Reverse Transcription and Real-Time Quantitative PCR (RT-qPCR)
Reverse transcription was performed at 50°C for 1 hour in a total reaction volume of 20 µl containing 2 µg RNA, 0.5 µg oligo (dT) or hexamer primers with a Transcriptor First Strand cDNA Synthesis Kit (Roche). qPCRBIO Probe Blue Mix Lo-ROX was used for the real-time qPCR assay with the primers generated using Primer3 software [20]. The real-time qPCR was performed on an Applied BioSystem in three biological and two technical replicates. qRT-PCR signal was normalized to GAPDH mRNA expression levels.
Measurements of oxygen consumption
Cells were grown in EMM to early stationary phase (OD595=1).
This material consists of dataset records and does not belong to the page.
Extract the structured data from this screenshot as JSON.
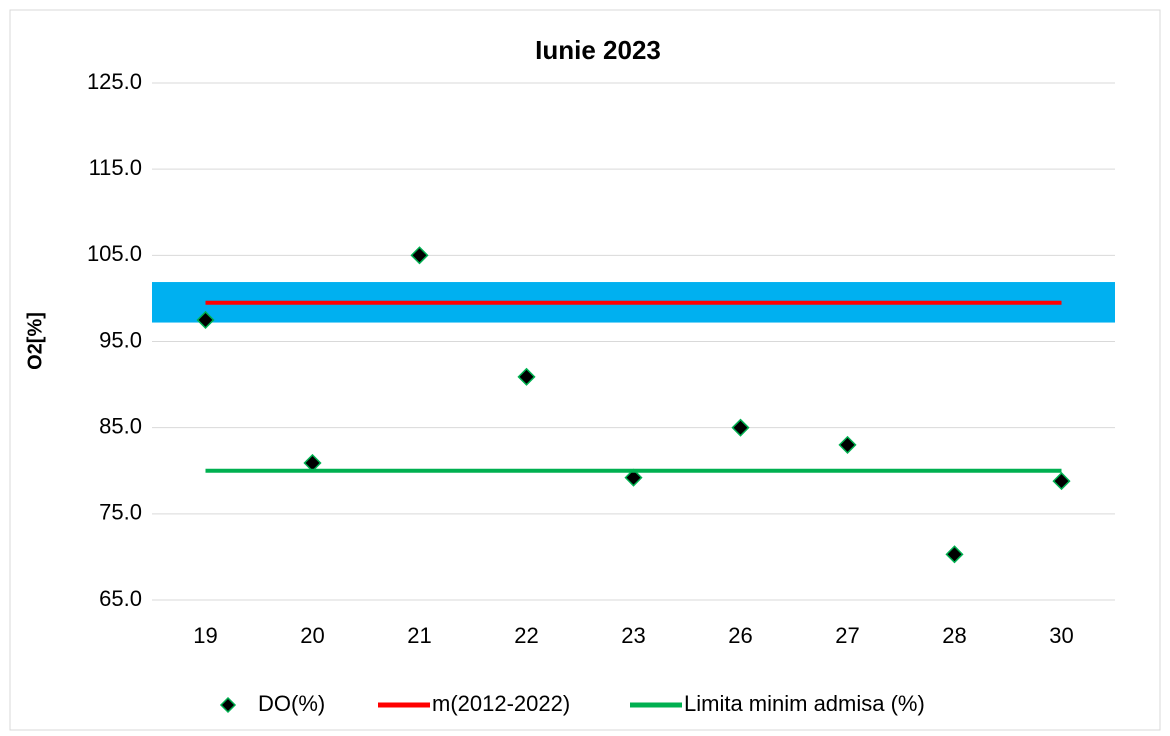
{
  "chart_data": {
    "type": "line",
    "title": "Iunie  2023",
    "y_label": "O2[%]",
    "categories": [
      "19",
      "20",
      "21",
      "22",
      "23",
      "26",
      "27",
      "28",
      "30"
    ],
    "ylim": [
      65,
      125
    ],
    "yticks": [
      {
        "value": 65,
        "label": "65.0"
      },
      {
        "value": 75,
        "label": "75.0"
      },
      {
        "value": 85,
        "label": "85.0"
      },
      {
        "value": 95,
        "label": "95.0"
      },
      {
        "value": 105,
        "label": "105.0"
      },
      {
        "value": 115,
        "label": "115.0"
      },
      {
        "value": 125,
        "label": "125.0"
      }
    ],
    "grid": true,
    "band": {
      "low": 97.2,
      "high": 101.9,
      "color": "#00b0f0"
    },
    "legend": "bottom",
    "series": [
      {
        "name": "DO(%)",
        "color": "#000000",
        "edge": "#00b050",
        "marker": "diamond",
        "line": false,
        "values": [
          97.5,
          80.9,
          105.0,
          90.9,
          79.2,
          85.0,
          83.0,
          70.3,
          78.8
        ]
      },
      {
        "name": "m(2012-2022)",
        "color": "#ff0000",
        "marker": null,
        "line": true,
        "values": [
          99.5,
          99.5,
          99.5,
          99.5,
          99.5,
          99.5,
          99.5,
          99.5,
          99.5
        ]
      },
      {
        "name": "Limita minim admisa (%)",
        "color": "#00b050",
        "marker": null,
        "line": true,
        "values": [
          80,
          80,
          80,
          80,
          80,
          80,
          80,
          80,
          80
        ]
      }
    ]
  }
}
Typically, 60 ml of cell culture were centrifuged gently, washed once with fresh EMM and resuspended in 80 ml of EMM. The measurements were made using an HI98193 oximeter equipped with Hl764073 probe (Hanna Instruments). Readings were recorded for 15 minutes.
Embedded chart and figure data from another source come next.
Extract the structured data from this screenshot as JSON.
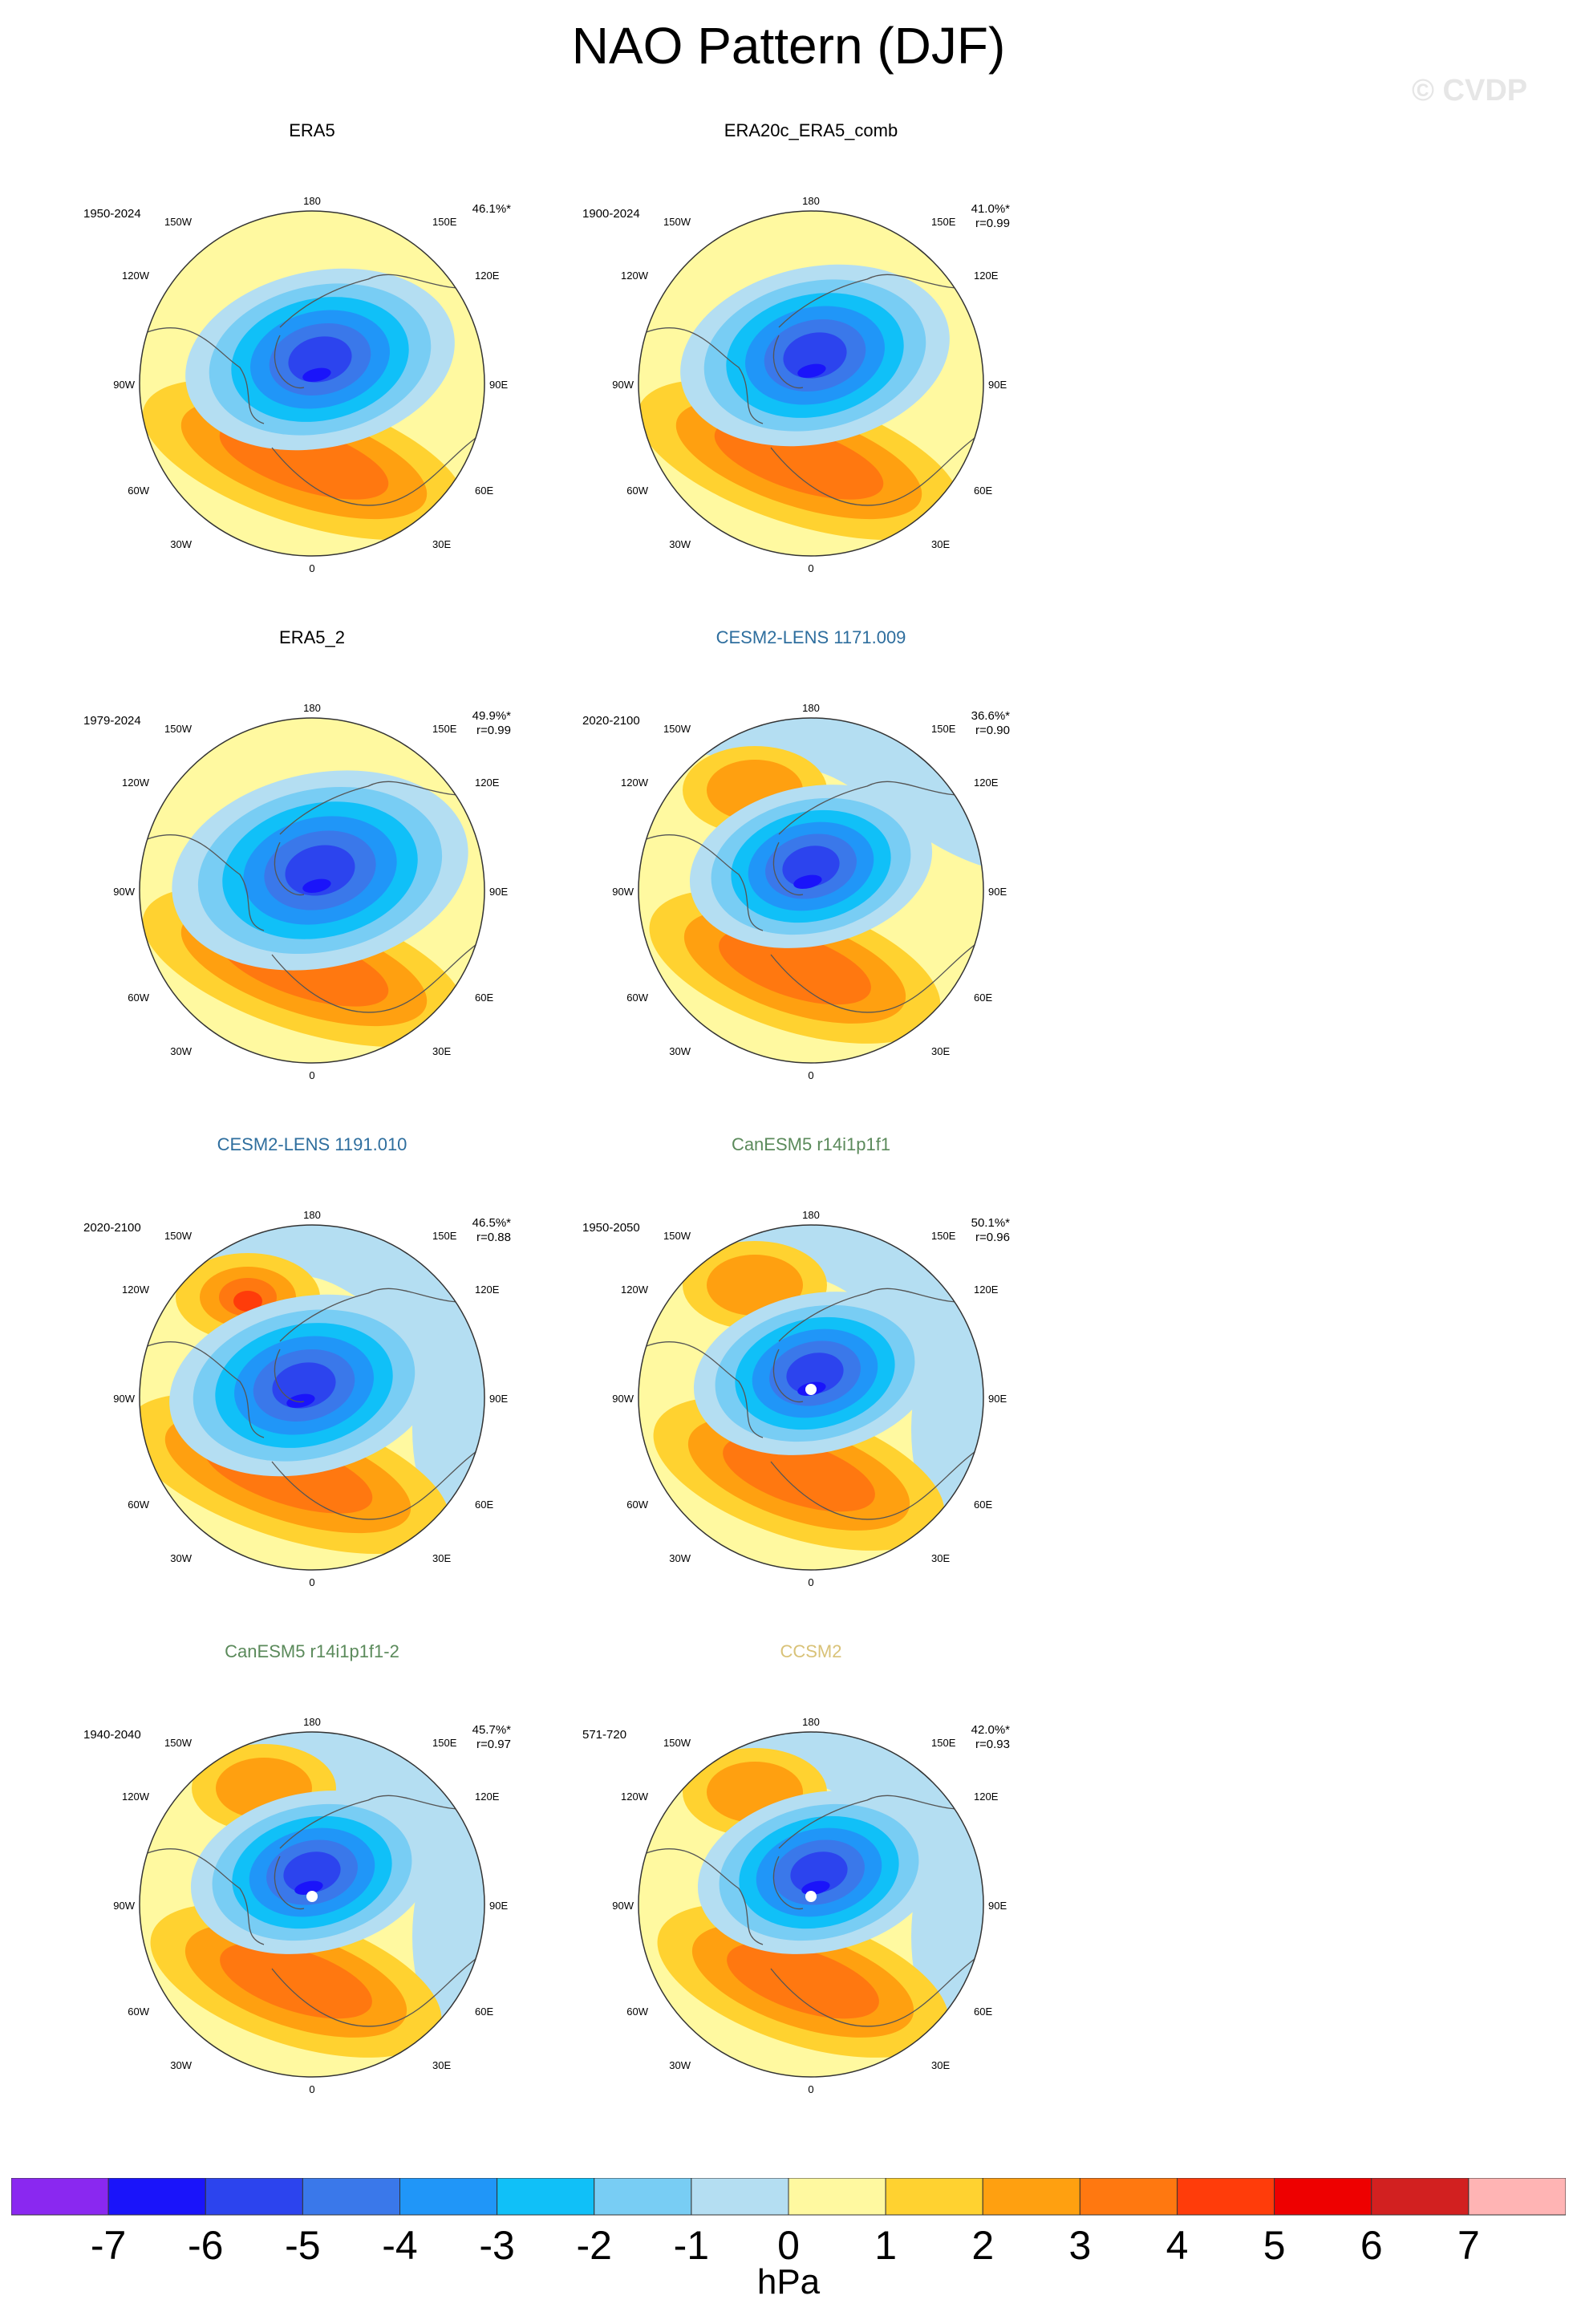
{
  "title": "NAO Pattern (DJF)",
  "watermark": "© CVDP",
  "unit_label": "hPa",
  "colors": {
    "title_blue": "#2e6e9e",
    "title_green": "#5b8a5b",
    "title_tan": "#d9c278"
  },
  "colorbar": {
    "levels": [
      "-7",
      "-6",
      "-5",
      "-4",
      "-3",
      "-2",
      "-1",
      "0",
      "1",
      "2",
      "3",
      "4",
      "5",
      "6",
      "7"
    ],
    "colors": [
      "#8a28f0",
      "#1a14fa",
      "#2c44ee",
      "#3a78ea",
      "#2096f8",
      "#10c0f8",
      "#78cdf4",
      "#b4def2",
      "#fff9a0",
      "#ffd230",
      "#ffa010",
      "#ff7810",
      "#ff3c0a",
      "#ee0000",
      "#d22020",
      "#ffb4b4"
    ]
  },
  "axis_labels": {
    "top": "180",
    "bottom": "0",
    "upper_left": "150W",
    "upper_right": "150E",
    "left_upper": "120W",
    "right_upper": "120E",
    "left": "90W",
    "right": "90E",
    "left_lower": "60W",
    "right_lower": "60E",
    "lower_left": "30W",
    "lower_right": "30E"
  },
  "chart_data": [
    {
      "type": "heatmap",
      "title": "ERA5",
      "title_color": "black",
      "years": "1950-2024",
      "stats": "46.1%*",
      "corr": ""
    },
    {
      "type": "heatmap",
      "title": "ERA20c_ERA5_comb",
      "title_color": "black",
      "years": "1900-2024",
      "stats": "41.0%*",
      "corr": "r=0.99"
    },
    {
      "type": "heatmap",
      "title": "ERA5_2",
      "title_color": "black",
      "years": "1979-2024",
      "stats": "49.9%*",
      "corr": "r=0.99"
    },
    {
      "type": "heatmap",
      "title": "CESM2-LENS 1171.009",
      "title_color": "blue",
      "years": "2020-2100",
      "stats": "36.6%*",
      "corr": "r=0.90"
    },
    {
      "type": "heatmap",
      "title": "CESM2-LENS 1191.010",
      "title_color": "blue",
      "years": "2020-2100",
      "stats": "46.5%*",
      "corr": "r=0.88"
    },
    {
      "type": "heatmap",
      "title": "CanESM5 r14i1p1f1",
      "title_color": "green",
      "years": "1950-2050",
      "stats": "50.1%*",
      "corr": "r=0.96"
    },
    {
      "type": "heatmap",
      "title": "CanESM5 r14i1p1f1-2",
      "title_color": "green",
      "years": "1940-2040",
      "stats": "45.7%*",
      "corr": "r=0.97"
    },
    {
      "type": "heatmap",
      "title": "CCSM2",
      "title_color": "tan",
      "years": "571-720",
      "stats": "42.0%*",
      "corr": "r=0.93"
    }
  ]
}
Acid phosphatase secretion assay
Cell were grown in EMM until mid-log phase, washed with EMM and diluted to OD595 0.1 in fresh medium for further growth at 30°C. Initial samples were measured at the time of resuspension and used as a reference for further measurements which were taken hourly. Typically, 200 µl of conditioned media was mixed with 200 µl of substrate solution (10mM p-nitrophenyl phosphate, 0.1 M sodium acetate, pH 4) and incubated at 30°C for 30 minutes. Reactions were stopped by addition of 200 µl of 1 M sodium hydroxide and absorbance measured at 405 nm [21].
Bioinformatics
Fission yeast protein sequences showing 1:1:1:1 relationship in hierarchical orthologous groups were downloaded from the OMA browser (https://omabrowser.org/oma/home/) [22]. Transmembrane helices (TMHs) were predicted by TMHMM 2.0 (http://www.cbs.dtu.dk/services/TMHMM/) [23] using default parameters. Predictions differing from the median TMH length (23 aa) by ≥50% (i.e. ≥12 aa) were discarded. TMH amino acid composition was analyzed using ProtParam (https://web.expasy.org/protparam/) [24]. Sequences were aligned using the accurate (L-INS-i) option of MAFFT (https://mafft.cbrc.jp/alignment/software/) [25]. Data were analyzed and plotted in R [26].
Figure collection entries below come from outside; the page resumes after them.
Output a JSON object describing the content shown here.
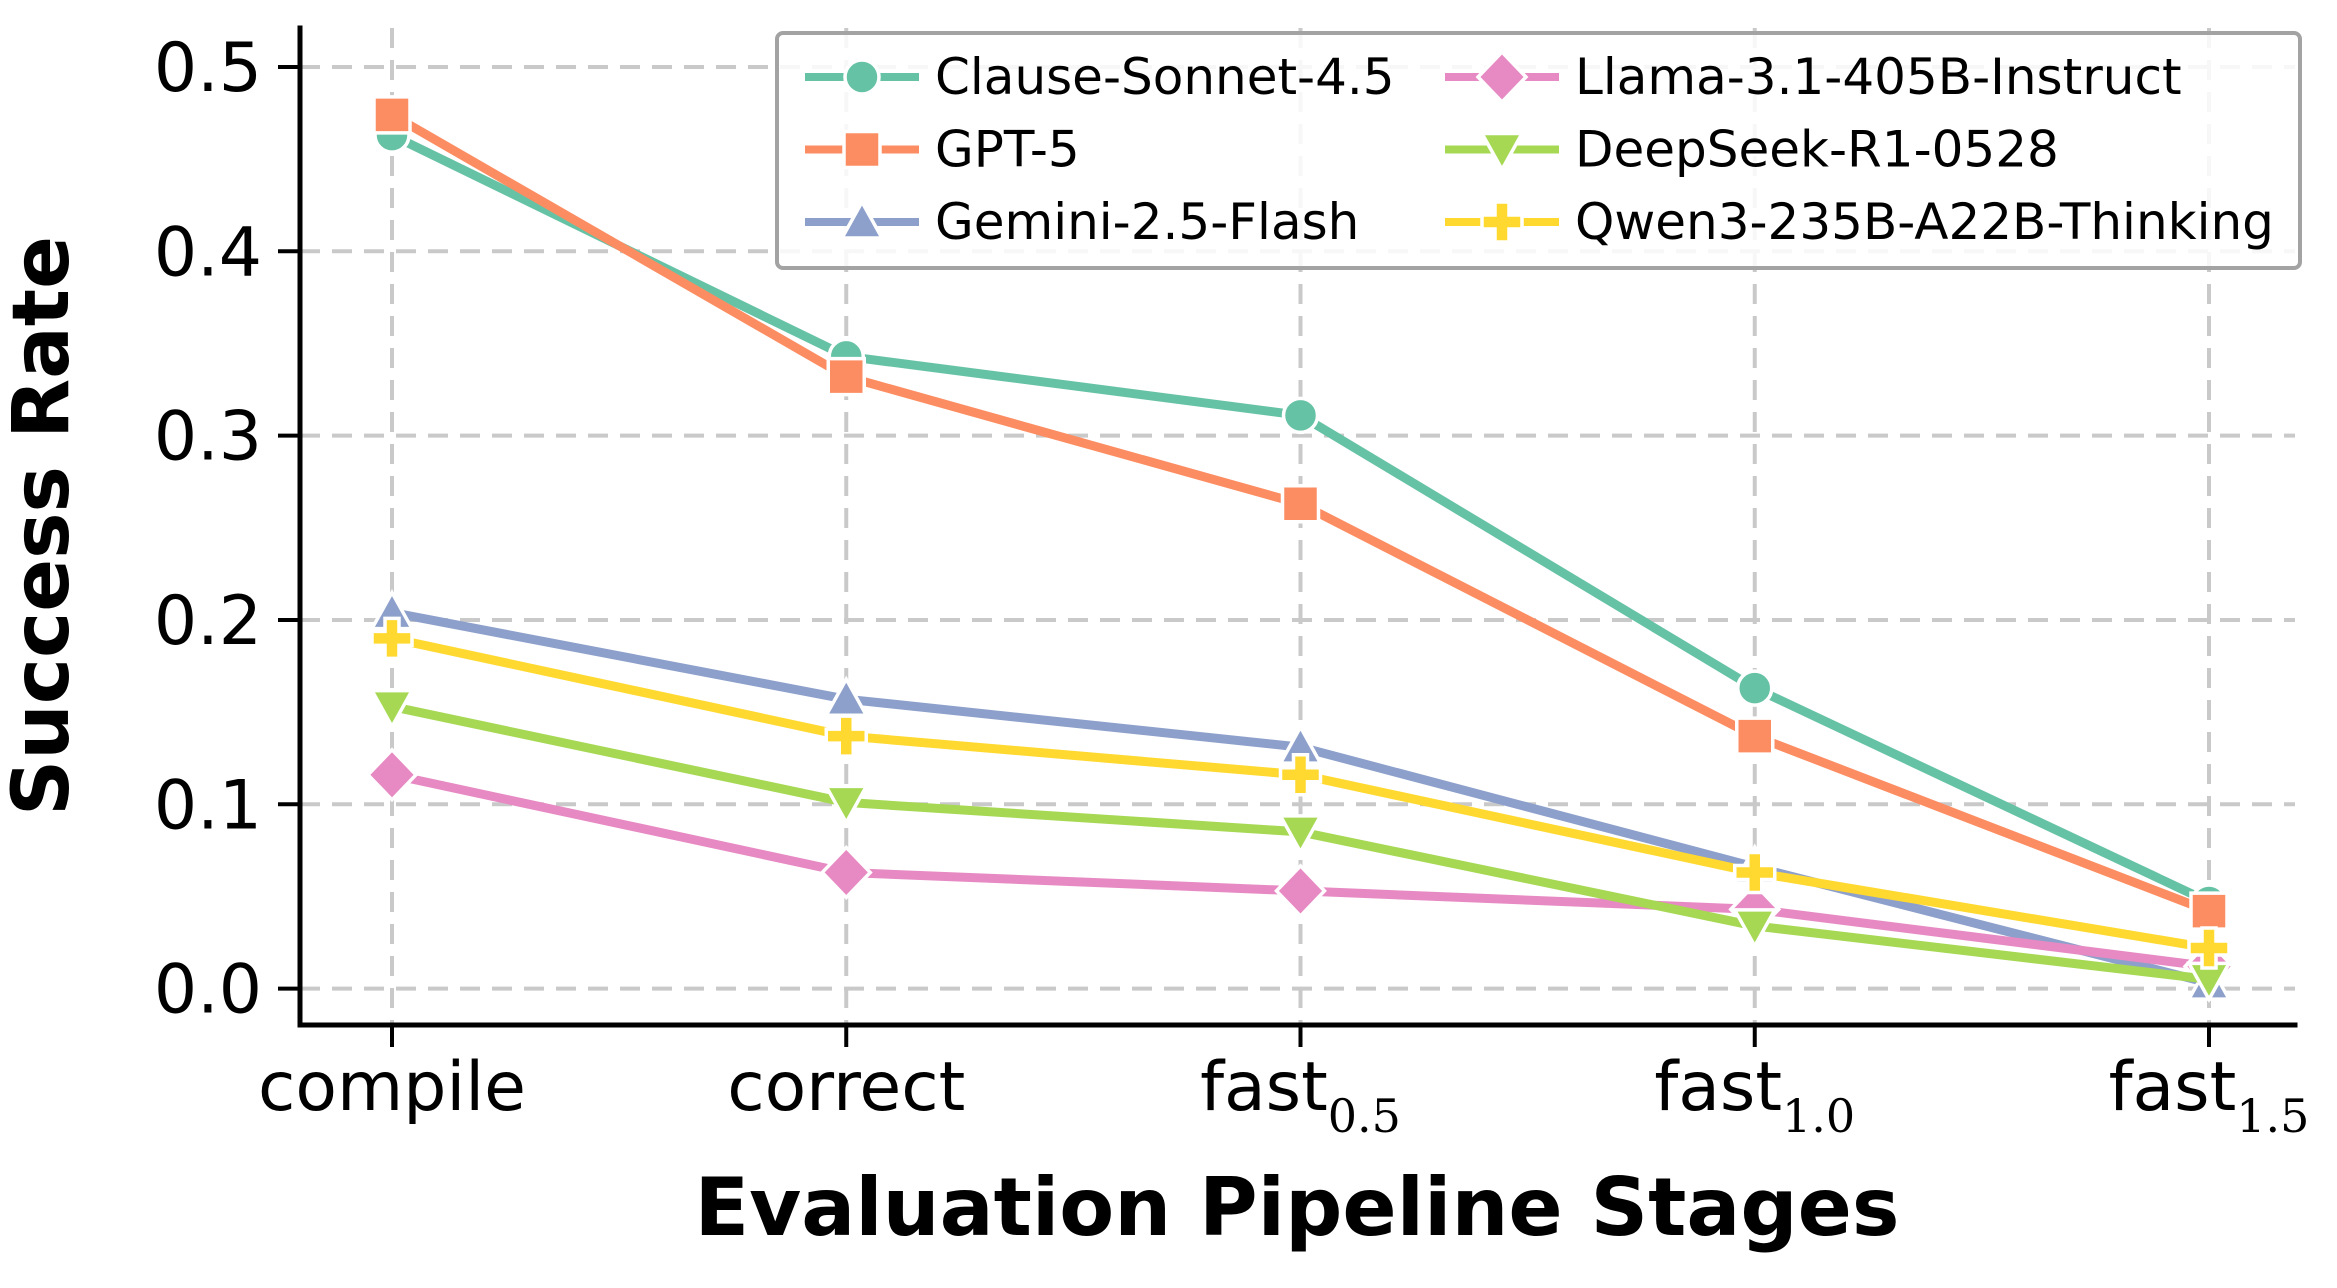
{
  "figure": {
    "background": "#ffffff",
    "text_color": "#000000",
    "grid_color": "#c9c9c9",
    "spine_color": "#000000",
    "legend_border_color": "#a3a3a3"
  },
  "chart_data": {
    "type": "line",
    "title": "",
    "xlabel": "Evaluation Pipeline Stages",
    "ylabel": "Success Rate",
    "categories": [
      {
        "base": "compile",
        "sub": ""
      },
      {
        "base": "correct",
        "sub": ""
      },
      {
        "base": "fast",
        "sub": "0.5"
      },
      {
        "base": "fast",
        "sub": "1.0"
      },
      {
        "base": "fast",
        "sub": "1.5"
      }
    ],
    "y_ticks": [
      "0.0",
      "0.1",
      "0.2",
      "0.3",
      "0.4",
      "0.5"
    ],
    "ylim": [
      -0.02,
      0.52
    ],
    "grid": true,
    "grid_style": "dashed",
    "legend": {
      "position": "upper right",
      "columns": 2,
      "frame": true
    },
    "series": [
      {
        "name": "Clause-Sonnet-4.5",
        "color": "#66c2a5",
        "marker": "circle",
        "values": [
          0.463,
          0.343,
          0.311,
          0.163,
          0.047
        ]
      },
      {
        "name": "GPT-5",
        "color": "#fc8d62",
        "marker": "square",
        "values": [
          0.474,
          0.332,
          0.263,
          0.137,
          0.042
        ]
      },
      {
        "name": "Gemini-2.5-Flash",
        "color": "#8da0cb",
        "marker": "triangle-up",
        "values": [
          0.204,
          0.157,
          0.131,
          0.066,
          0.003
        ]
      },
      {
        "name": "Llama-3.1-405B-Instruct",
        "color": "#e78ac3",
        "marker": "diamond",
        "values": [
          0.116,
          0.063,
          0.053,
          0.043,
          0.012
        ]
      },
      {
        "name": "DeepSeek-R1-0528",
        "color": "#a6d854",
        "marker": "triangle-down",
        "values": [
          0.153,
          0.101,
          0.085,
          0.034,
          0.005
        ]
      },
      {
        "name": "Qwen3-235B-A22B-Thinking",
        "color": "#ffd92f",
        "marker": "plus",
        "values": [
          0.19,
          0.137,
          0.116,
          0.063,
          0.022
        ]
      }
    ]
  }
}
Quantification and statistical analyses
Lipidomics data were obtained from at least 5 replicates (biological and technical) and p-values were derived using unpaired parametric heteroscedastic t-tests. Experiments shown in Fig. 2 were performed in three biological replicates and p-values were derived using unpaired parametric t-test. For Fig. 3, unpaired nonparametric Kolmogorov-Smirnov tests was used to compare bending rigidities and phase separation in GUVs. For qPCR data p-values were calculated using unpaired parametric t-test. Statistical analyses were performed in Prism 7 (GraphPad Software) and R [26].
Acknowledgments
We are grateful to the Oliferenko lab for discussions and D. Owen (King’s College London) for suggestions on the manuscript. Many thanks are due to V. Christodoulou (The Francis Crick Institute) for help with FAS purification, A. Le Marois (The Francis Crick Institute) for advice on GUV preparation and M. Grininger (University of Frankfurt) for advice on FAS assays. Our work was supported by the Wellcome Trust Senior Investigator Award (103741/Z/14/Z) to S. O.